If Israel has nothing to hide, then why bar people who want to come and bear witness? If Israel wants peace, why target activists who support BDS – a peaceful movement that works to ensure Israeli compliance with human rights in the absence of the global political, financial and diplomatic will to do so?
[Special Series | Sports and the Palestinian BDS Struggle]
These are the questions the American public doesn’t know and much of the media is failing to ask. It is striking that the levels of outrage have grown exponentially in the mainstream media only now that white and/or Jewish Americans are barred from entry into Israel, when so many Palestinians are prohibited from entering their historical homeland from which, in many cases, they were forcibly expelled.
That Israel has been actively engaged in targeting activists is well documented: in 2010, the influential Reut Institute described BDS as an “existential threat” to Israel and recommended Israel “sabotage and attack” the BDS movement. In response, and at the urging of the Israeli government, the Jewish Federations of North America and the Jewish Council on Public Affairs committed $6 million to the creation of the Israel Action Network to fight BDS . In 2015, the Israeli newspaper Haaretz reported that the Israeli military had been monitoring and gathering information on BDS groups around the world. And according to another Israeli news outlet in December 2017, the Israeli government committed $72 million to fight BDS through a public-private partnership, including Israeli officials and private individuals, mostly large donors to Zionist organizations. This is just a microcosm of much wider efforts. In 2013, the office of the Israeli prime minister announced it was hiring college students to set up “covert” groups to troll the internet and spread hasbara to counter the BDS movement and Israel’s increasing global isolation.

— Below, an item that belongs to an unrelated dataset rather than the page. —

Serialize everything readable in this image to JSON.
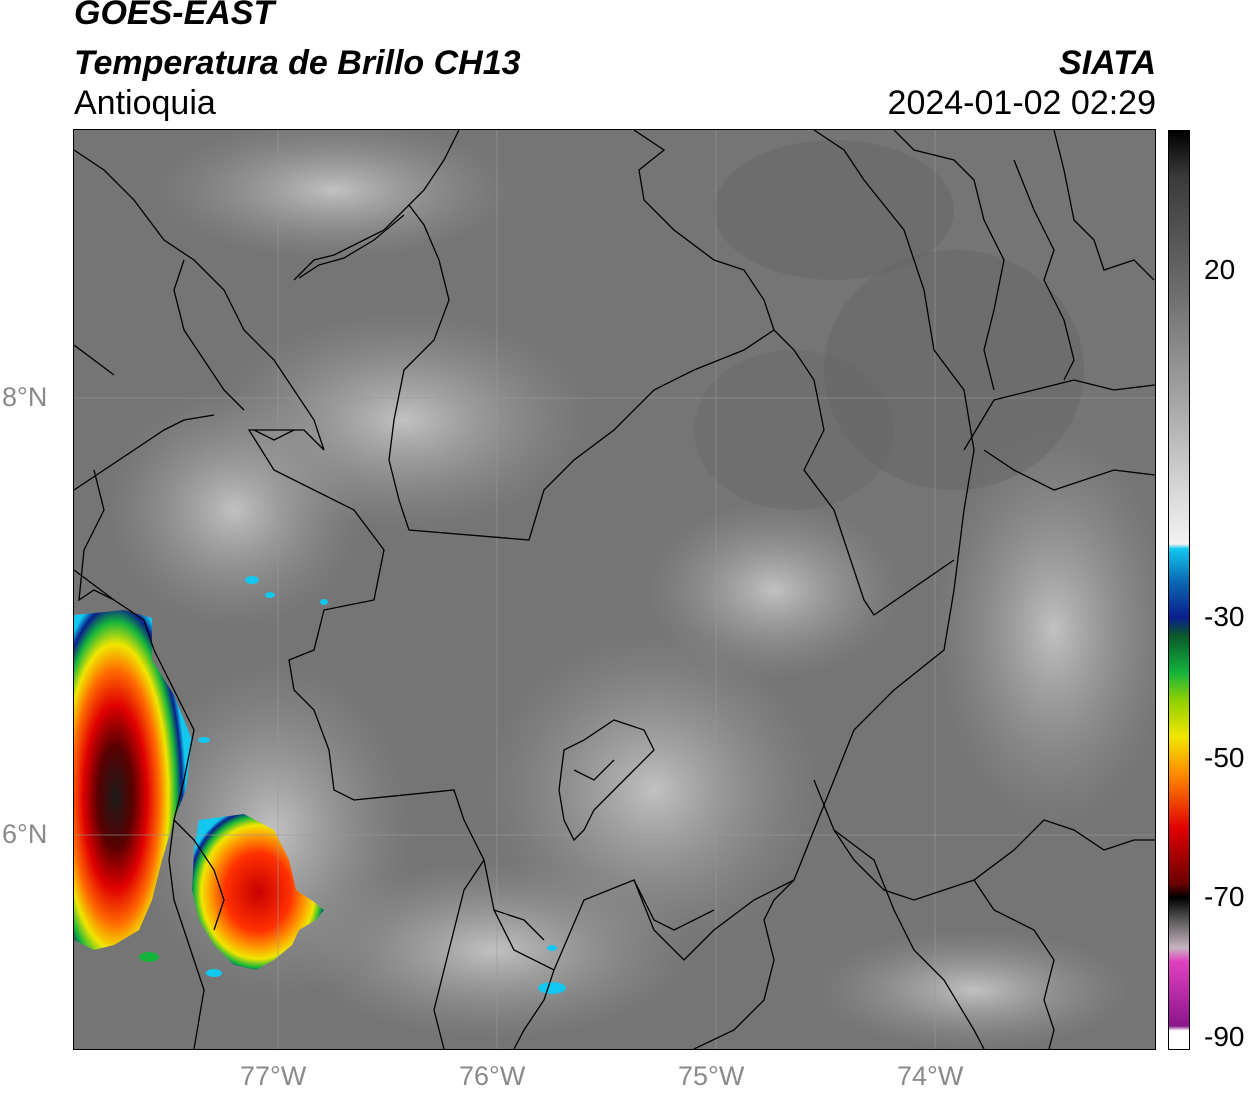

This measure, along with others such as the Israel Action Network, are set up to appear independent, that is, to mask the Israeli government’s involvement. According to a report by Haaretz, the Israeli Foreign Ministry has established “front groups” in Europe charged with executing propaganda campaigns to ensure that the “message does not bear the ‘fingerprints’ of the Israeli government.”
These McCarthyist efforts reveal that Israel is merely handling a perception problem, rather than the root cause of global activism against its human rights violations: the occupation. Israel may have banned 20 organizations and hundreds of advocates – for now. But others will come after us. The tactics employed against me in 2010 have reverberated throughout the years as the Zionist colonial project tries in vain to stop a worldwide movement whose growth is organic and whose tactics are peaceful. Like the boycott campaign against South African apartheid before it, we are at the tipping point, if we have not reached it already. Even Israel’s top anti-BDS czar and founder of the Reut Institute Gidi Grinstein admitted in 2016 that the movement was winning despite Israel’s massive efforts to stop it.
A few years ago, my Palestinian-American friend and her family were held up for hours at Ben Gurion airport because she refused to remove her trousers as the Israeli soldier demanded. Her recalcitrance prevailed and she was finally let through without having to strip. But she did not go quietly: “Don’t worry. You don’t faze us. We will be back,” she told them.